In the recent fluctuations of Prime Trust’s suspension of acquisition by BitGo, regulatory review by Nevada regulators, and suspension of deposits and withdrawals, TUSD does not seem to have been affected. TrueUSD clarified once again that it will maintain multiple channels for minting and redeeming dollars.

Today, according to the reserve report, TUSD holds $26,434 in funds at a U.S. depository institution that has been ordered to stop withdrawals, of which $26,269 is related to customer withdrawals and token redemptions, but there is no specific indication of which U.S. institutions the funds are held in. We can safely assume that this institution is most likely Prime Trust, and such a small amount of funds held is negligible compared to the total issuance of TUSD of $3.13 billion.

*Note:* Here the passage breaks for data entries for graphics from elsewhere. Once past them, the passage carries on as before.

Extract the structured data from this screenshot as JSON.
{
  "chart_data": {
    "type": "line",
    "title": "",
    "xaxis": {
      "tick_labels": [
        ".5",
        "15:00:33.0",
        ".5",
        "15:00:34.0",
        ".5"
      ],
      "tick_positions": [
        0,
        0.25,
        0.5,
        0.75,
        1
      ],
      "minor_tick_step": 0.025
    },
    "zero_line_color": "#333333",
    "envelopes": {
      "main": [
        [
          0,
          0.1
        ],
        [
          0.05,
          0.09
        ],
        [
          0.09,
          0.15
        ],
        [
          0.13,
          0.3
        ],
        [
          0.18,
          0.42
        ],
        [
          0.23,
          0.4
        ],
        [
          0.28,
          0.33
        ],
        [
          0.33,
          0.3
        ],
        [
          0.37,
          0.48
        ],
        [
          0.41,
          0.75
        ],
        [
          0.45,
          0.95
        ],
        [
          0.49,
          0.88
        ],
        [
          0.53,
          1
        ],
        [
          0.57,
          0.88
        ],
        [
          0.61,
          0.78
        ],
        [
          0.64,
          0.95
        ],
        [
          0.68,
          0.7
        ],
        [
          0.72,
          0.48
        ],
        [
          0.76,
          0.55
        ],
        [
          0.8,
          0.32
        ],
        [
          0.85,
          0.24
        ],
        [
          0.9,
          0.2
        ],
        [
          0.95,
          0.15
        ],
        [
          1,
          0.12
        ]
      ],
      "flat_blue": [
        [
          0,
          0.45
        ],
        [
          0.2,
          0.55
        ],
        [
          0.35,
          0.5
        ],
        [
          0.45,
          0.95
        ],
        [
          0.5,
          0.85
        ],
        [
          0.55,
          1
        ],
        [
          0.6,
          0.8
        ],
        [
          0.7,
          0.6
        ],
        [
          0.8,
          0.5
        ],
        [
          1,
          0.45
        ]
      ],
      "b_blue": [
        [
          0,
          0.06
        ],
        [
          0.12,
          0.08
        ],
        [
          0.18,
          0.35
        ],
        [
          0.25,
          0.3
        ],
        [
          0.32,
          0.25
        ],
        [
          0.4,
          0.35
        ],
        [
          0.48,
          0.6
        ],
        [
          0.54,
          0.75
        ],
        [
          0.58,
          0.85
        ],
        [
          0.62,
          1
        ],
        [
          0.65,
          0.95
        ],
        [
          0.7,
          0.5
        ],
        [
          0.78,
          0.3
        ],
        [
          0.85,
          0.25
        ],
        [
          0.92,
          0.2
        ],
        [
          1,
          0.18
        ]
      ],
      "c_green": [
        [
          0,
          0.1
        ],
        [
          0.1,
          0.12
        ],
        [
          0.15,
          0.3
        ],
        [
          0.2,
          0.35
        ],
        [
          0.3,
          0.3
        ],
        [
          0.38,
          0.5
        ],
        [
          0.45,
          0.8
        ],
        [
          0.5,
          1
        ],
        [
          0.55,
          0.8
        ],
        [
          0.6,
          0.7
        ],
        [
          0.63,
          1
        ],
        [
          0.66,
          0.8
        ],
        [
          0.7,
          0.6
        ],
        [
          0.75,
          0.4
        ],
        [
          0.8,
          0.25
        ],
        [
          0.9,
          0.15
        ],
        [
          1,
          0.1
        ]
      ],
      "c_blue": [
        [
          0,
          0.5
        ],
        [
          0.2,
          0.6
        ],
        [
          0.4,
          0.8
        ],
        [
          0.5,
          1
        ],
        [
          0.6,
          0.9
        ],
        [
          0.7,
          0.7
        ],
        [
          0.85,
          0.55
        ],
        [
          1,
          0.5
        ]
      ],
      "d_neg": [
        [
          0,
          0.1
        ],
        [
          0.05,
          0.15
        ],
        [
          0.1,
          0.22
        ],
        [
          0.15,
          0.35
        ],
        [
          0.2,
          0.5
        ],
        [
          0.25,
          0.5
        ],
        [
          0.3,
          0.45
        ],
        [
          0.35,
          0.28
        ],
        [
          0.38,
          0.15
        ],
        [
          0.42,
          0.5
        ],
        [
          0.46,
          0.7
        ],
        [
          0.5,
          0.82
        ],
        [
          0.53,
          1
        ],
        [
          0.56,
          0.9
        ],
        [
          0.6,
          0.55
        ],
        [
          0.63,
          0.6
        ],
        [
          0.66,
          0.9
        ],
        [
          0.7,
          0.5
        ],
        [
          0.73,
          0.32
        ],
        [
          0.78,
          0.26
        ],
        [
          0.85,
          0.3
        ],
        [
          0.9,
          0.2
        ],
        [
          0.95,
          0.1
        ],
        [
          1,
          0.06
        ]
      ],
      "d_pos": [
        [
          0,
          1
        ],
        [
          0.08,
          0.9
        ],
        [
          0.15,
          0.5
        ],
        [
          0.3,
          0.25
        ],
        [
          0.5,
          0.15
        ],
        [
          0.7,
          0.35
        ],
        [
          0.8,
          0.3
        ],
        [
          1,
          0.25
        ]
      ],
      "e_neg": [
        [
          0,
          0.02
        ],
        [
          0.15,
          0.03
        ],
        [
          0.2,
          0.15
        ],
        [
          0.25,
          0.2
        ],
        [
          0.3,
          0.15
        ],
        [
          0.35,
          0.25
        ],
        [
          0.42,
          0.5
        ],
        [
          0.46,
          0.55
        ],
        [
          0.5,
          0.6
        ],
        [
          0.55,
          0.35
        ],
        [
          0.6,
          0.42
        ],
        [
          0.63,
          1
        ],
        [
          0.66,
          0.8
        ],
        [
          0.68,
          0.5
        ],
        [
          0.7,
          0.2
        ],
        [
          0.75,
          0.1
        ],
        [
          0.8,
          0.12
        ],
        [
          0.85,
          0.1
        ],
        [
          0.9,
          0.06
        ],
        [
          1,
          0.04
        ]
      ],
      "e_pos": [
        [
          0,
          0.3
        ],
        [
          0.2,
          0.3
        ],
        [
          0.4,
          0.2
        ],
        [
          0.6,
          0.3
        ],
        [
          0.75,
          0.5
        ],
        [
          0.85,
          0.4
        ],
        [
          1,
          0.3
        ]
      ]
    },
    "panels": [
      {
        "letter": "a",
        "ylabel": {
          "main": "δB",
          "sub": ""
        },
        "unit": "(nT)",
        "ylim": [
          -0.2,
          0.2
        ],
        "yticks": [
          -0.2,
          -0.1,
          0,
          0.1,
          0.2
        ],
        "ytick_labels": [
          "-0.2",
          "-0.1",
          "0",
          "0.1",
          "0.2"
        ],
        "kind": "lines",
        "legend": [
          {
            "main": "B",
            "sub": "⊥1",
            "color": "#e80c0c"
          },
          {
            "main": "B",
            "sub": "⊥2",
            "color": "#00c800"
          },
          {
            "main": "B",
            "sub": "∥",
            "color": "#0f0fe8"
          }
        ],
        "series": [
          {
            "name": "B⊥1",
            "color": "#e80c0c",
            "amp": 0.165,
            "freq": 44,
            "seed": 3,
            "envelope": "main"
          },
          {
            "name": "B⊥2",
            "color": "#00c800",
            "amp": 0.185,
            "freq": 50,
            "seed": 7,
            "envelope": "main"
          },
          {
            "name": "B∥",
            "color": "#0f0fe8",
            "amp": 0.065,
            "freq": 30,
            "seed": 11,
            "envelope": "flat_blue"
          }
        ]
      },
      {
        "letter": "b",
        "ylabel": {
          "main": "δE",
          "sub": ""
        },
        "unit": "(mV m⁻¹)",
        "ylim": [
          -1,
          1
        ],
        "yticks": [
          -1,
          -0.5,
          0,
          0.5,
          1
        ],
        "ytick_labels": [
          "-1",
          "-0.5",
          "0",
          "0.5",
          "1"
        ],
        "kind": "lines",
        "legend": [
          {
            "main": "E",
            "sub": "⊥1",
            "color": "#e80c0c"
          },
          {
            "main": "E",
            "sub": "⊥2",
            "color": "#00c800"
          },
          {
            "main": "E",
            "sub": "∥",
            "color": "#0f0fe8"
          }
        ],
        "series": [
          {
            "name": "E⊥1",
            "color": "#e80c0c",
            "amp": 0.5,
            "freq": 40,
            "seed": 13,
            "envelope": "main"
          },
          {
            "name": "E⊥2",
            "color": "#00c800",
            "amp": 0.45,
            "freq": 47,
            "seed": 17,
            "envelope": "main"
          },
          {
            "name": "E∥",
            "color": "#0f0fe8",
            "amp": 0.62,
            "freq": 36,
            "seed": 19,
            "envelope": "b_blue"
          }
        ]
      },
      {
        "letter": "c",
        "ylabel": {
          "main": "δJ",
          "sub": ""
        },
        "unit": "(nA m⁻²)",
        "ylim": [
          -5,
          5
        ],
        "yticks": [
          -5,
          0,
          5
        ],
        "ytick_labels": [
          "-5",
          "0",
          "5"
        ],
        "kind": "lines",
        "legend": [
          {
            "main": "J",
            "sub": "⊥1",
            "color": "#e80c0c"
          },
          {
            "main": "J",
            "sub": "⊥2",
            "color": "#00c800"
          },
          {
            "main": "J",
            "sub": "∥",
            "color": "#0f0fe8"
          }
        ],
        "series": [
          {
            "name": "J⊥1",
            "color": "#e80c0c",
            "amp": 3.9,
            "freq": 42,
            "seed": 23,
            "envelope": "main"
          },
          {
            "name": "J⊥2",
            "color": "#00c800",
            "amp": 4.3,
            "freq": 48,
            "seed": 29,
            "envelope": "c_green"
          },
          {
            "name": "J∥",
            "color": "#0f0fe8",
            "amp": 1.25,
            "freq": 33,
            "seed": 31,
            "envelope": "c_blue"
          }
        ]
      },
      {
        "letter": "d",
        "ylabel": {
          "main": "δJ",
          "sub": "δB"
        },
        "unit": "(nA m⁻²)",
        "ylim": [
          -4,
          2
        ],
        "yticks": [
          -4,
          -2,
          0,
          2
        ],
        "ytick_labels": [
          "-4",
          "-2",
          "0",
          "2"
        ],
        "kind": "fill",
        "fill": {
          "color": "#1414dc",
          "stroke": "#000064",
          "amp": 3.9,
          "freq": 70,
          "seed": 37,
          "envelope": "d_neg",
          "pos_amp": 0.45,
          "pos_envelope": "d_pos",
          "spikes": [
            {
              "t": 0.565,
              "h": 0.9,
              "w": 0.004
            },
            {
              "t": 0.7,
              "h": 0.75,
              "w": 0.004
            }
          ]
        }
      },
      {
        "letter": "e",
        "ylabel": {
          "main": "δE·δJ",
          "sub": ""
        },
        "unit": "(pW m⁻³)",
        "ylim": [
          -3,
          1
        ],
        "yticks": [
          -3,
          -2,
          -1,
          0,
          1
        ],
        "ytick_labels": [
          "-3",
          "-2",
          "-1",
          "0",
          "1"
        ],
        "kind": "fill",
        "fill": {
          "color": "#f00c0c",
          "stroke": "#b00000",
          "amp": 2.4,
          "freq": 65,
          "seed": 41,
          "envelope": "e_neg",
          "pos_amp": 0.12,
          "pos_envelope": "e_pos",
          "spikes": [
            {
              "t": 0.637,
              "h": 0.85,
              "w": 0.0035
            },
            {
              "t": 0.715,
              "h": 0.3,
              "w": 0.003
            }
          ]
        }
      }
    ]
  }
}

At present, the size of the exposure cannot be determined. Although TUSD has previously stated that there is “no exposure” to Prime Trust, if Prime Trust applies for bankruptcy protection, the most likely impact will be on the issuance of TUSD. Secondly, the process of exchanging TUSD for US dollars or other currencies may be restricted or delayed, causing inconvenience to users holding TUSD. Additionally, if the issuance of TUSD is restricted or the exchange process is delayed, it may increase the market’s uncertainty about TUSD, leading to price fluctuations.

Although Prime Trust is stepping closer to the abyss, it has not affected the development of TUSD. On the contrary, in the week before Bitcoin broke through the $30,000 mark, TUSD’s supply increased from slightly over $2 billion on June 14 to $3.13 billion on June 21, an increase of 56.5%.


After experiencing the bankruptcy year of FTX in 2022 to the collapse of Silvergate and Signature Bank and the SEC lawsuits of Binance and Coinbase in the crypto industry this year, major crypto companies have quietly enhanced their ability to resist risks and prepared for “black swan events” at all times.

Prime Trust is still on the brink of bankruptcy. Currently, the official has not commented on this matter yet, but its credibility in the crypto industry has obviously dropped to the “freezing point”. Whether there are still industry institutions that can throw an olive branch at this moment to save it from the dilemma, or whether another small incident will become the last straw that crushes the camel?